May and June 1940 were indeed, in Mel Brooks' sarcastic phrase, "Springtime for Hitler." Using blitzkrieg tactics and a surprise attack through the supposedly impassible Ardennes Forest, his forces rapidly defeated and encircled the British Expeditionary Force and its French allies. Eventually hundreds of thousands of troops were left trapped in a small pocket centered on the English Channel port of the title.

Though the Fuhrer called a halt on the land assault and assigned the Luftwaffe the task of finishing off the Allies from the air, the prospects for Britain remained dire. Were the vast bulk of its army to be taken prisoner in France, the outlook for defending against a Nazi invasion of Britain itself would be virtually hopeless.

In picking up the story at this point, Nolan takes an Everyman's view of the situation. Dividing the action into events on land, sea and air, he apportions story lines among an ensemble cast, with sometimes confusing and dramatically diffuse results.
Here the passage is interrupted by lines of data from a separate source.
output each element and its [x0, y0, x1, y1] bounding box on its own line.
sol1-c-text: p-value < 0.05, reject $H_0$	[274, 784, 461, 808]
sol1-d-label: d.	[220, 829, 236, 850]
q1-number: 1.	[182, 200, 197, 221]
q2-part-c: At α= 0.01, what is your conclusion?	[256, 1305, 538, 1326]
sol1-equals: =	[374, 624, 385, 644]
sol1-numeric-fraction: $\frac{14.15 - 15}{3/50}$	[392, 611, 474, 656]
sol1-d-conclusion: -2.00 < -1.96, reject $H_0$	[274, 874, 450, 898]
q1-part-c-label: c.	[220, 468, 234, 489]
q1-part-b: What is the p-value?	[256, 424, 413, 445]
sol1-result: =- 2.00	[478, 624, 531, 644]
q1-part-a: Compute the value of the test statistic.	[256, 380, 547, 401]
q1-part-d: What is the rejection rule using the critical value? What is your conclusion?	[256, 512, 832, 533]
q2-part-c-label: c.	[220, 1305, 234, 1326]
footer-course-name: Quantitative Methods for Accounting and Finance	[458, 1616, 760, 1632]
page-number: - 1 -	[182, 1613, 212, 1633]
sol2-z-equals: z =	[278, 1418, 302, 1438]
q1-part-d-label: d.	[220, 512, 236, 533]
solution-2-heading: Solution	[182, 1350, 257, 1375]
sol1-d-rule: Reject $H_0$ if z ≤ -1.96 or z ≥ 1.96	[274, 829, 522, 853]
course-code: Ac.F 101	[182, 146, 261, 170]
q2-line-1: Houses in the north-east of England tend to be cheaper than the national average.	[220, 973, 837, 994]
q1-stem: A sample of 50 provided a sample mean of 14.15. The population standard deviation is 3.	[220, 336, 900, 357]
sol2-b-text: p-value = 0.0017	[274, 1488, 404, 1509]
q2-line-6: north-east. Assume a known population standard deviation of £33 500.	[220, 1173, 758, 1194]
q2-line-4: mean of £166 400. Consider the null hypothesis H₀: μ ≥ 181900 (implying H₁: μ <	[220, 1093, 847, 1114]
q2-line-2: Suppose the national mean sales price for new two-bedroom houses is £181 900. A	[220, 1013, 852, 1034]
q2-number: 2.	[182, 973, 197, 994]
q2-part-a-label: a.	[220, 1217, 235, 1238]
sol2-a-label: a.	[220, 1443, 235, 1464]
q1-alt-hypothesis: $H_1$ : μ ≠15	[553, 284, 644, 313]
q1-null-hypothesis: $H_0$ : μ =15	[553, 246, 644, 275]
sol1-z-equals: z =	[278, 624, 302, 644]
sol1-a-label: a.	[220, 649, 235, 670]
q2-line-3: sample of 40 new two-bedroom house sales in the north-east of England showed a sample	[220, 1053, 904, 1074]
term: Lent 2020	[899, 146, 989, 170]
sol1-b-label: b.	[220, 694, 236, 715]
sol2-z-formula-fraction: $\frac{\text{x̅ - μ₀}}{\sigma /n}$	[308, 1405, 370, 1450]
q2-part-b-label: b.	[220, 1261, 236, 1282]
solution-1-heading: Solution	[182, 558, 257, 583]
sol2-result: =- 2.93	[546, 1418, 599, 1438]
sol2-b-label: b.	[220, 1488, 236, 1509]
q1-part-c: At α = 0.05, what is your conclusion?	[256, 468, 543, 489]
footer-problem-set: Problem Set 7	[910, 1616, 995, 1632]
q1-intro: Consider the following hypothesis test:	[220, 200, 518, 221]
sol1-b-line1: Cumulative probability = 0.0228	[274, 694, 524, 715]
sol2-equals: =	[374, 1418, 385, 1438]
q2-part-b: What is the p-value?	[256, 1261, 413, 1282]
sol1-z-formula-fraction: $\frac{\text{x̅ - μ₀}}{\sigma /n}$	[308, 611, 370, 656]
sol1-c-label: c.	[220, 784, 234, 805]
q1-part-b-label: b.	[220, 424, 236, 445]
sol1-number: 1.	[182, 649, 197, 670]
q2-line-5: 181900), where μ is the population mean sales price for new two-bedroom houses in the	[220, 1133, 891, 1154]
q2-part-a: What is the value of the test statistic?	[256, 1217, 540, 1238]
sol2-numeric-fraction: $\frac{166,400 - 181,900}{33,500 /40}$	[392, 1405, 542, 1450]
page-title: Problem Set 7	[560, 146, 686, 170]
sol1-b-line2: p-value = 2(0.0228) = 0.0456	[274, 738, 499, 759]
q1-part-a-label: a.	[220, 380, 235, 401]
Representing the cornered forces on the beach is a trio of ordinary soldiers, Tommy (Fionn Whitehead), Gibson (Aneurin Barnard) and Alex (Harry Styles). Among the few officers portrayed in the film are the senior naval representative on the scene, Cmdr. Bolton (Kenneth Branagh) and his army counterpart, Col. Winnant (James D'Arcy).

Embodying the many hundreds of British seafaring civilians who answered the call for fishing and pleasure craft to join in the rescue is small yacht owner Mr. Dawson (Mark Rylance). Dawson is accompanied by his teen son, Peter (Tom Glynn-Carney) and by Peter's equally youthful friend, George (Barry Keoghan).

In the middle of the Channel, they rescue an unnamed soldier, played by Cillian Murphy, whose shell-shocked condition and frantic determination not to return, however temporarily, to Dunkirk pose a fresh and distracting challenge for them, with ultimately grim results.

Up in the skies, a duo of RAF Spitfire pilots – Collins (Jack Lowden) and his higher-ranking comrade, Farrier (Tom Hardy) – battle the German fighters and bombers seeking to wreak havoc on both the hapless soldiers and the shipping below.

The perils of the desperate, against-the-odds operation are fully exploited for dramatic tension, with near-death experiences awaiting almost every character. The measures resorted to by some of them in their efforts to survive seem questionable – at least as viewed from a comfortable theatre seat.

Yet these ethical lapses are balanced by a general sense of heroic pluck and by incidents in which humane justice and generosity of spirit are upheld. The altruism motivating Dawson and others to risk life and limb for the sake of strangers also elevates the moral tone.

While Dunkirk is not for the fainthearted of any age, the movie's educational value and relative freedom from objectionable content makes it probably acceptable for older teens.

The film contains intense stylized combat violence, brief gore, a couple of uses of profanity and at least one instance each of rough, crude and crass language. The Catholic News Service classification is A-III – adults. The Motion Picture Association of America rating is PG-13 – parents strongly cautioned. Some material may be inappropriate for children under 13.